OK, lets get this straight. TV4 says they had an agreement with the lodge to check on Ed in an emergency. But the lodge says they had zero contact with the producers etc. So someone is lying.
TV4 says the lodge was "...10 miles within range..." of Ed's location. Nice bit of wording there -- the whole lake is only 8 miles long. The multiple buildings of the "luxury fishing lodge" are right on the shore (see lodge site) midway down the lake (lodge site).
Daily, the lodge puts boats on the water (fishing lodge, right?) and they wander about.
So Ed could SEE the lodge and boats and people -- less than 4 miles away, no matter what -- and at night can see the lights, hear the music, whatever.
At Dogpack lake the lodge has an encampment to tents on the shore too -- it's a smaller lake so Ed could see them all day too.
Of course he could see the people and the lodge, unless he's blind too.
Ed's real triumph was just resisting the urge to walk into the lodge and instead happily starve for the camera. He could have done this in a city park.
Or you could do exactly the same thing in your backyard....
We've just been fed another lie by television and I, for one, object to it.
On the issue of the armchair critics, that seems like an easy way of way of waving off reasonable criticisms.

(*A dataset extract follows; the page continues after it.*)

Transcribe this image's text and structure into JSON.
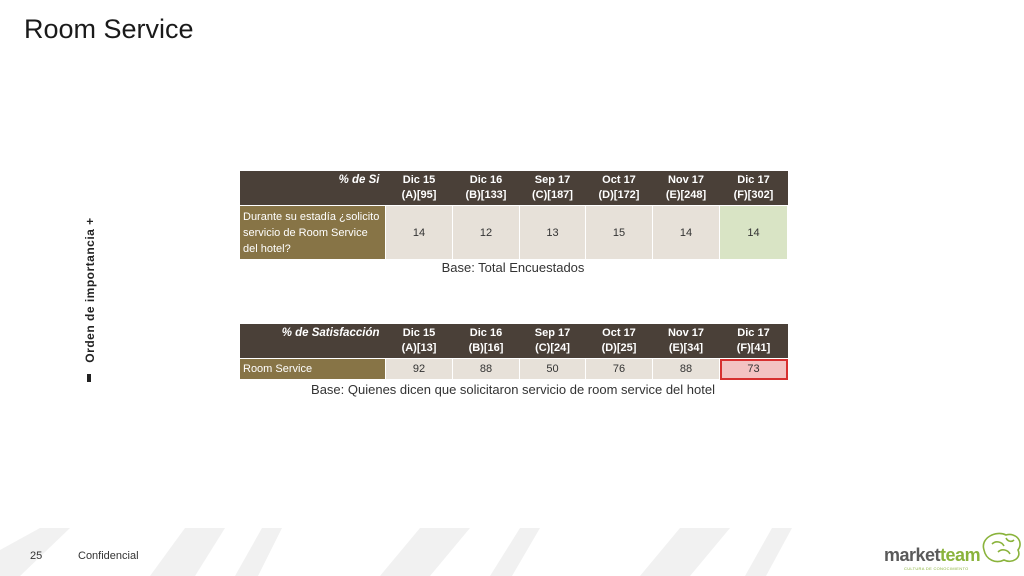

For the record, I lived in Alaska. After a year of learning the demands of the place in smaller trips, I did a 3.5 week solo trip where I was dropped in by aircraft.
I lost one of my food caches to an eroded bank and had to struggle mightily against the calorie deficit this caused. (Three week+ trips are no joke up there...)
I have an intimate knowledge of what it means to be in that environment in trouble and alone and I assure you, being within eyesight and earshot of a lodge ain't the same thing. That said, the battle to get to the next cache was one of the best experiences of my life.
I was, for the vast majority of the time more than 200 miles away from the nearest human and without a beacon if I got in trouble. They didn't have beacons at that time.
In other words, my "armchair" was Denali and environs.
(I concede this background might be one of the reasons I find the producers behavior here so insulting... Some people really do this, I guess for Channel4 it's enough to just get some guy to starve on cue and wave some boughs around and call it adventure.)
And for what it's worth I was preparing a calorie/activity chart to post here to acquaint people not used to the arctic with the issues at hand and show how (under the original *fake* terms of the show) the producers had knowingly put Wardle in harms way. You've got to have more than one person to really do this without supplies.
(My other issue with the show is the way it perpetuates bear panic, which is a bad thing all around, but I'll spare everyone those observations on that point other than to say, folks, bears are not your enemy.)
I feel honesty matters a lot and I don't like being lied to as these producers have done.
With that, I don't see that I've got anything else to offer on this topic other than arguing and that's plain bad manners, so I'll bow out beyond this point and spare you all my long posts on the topic.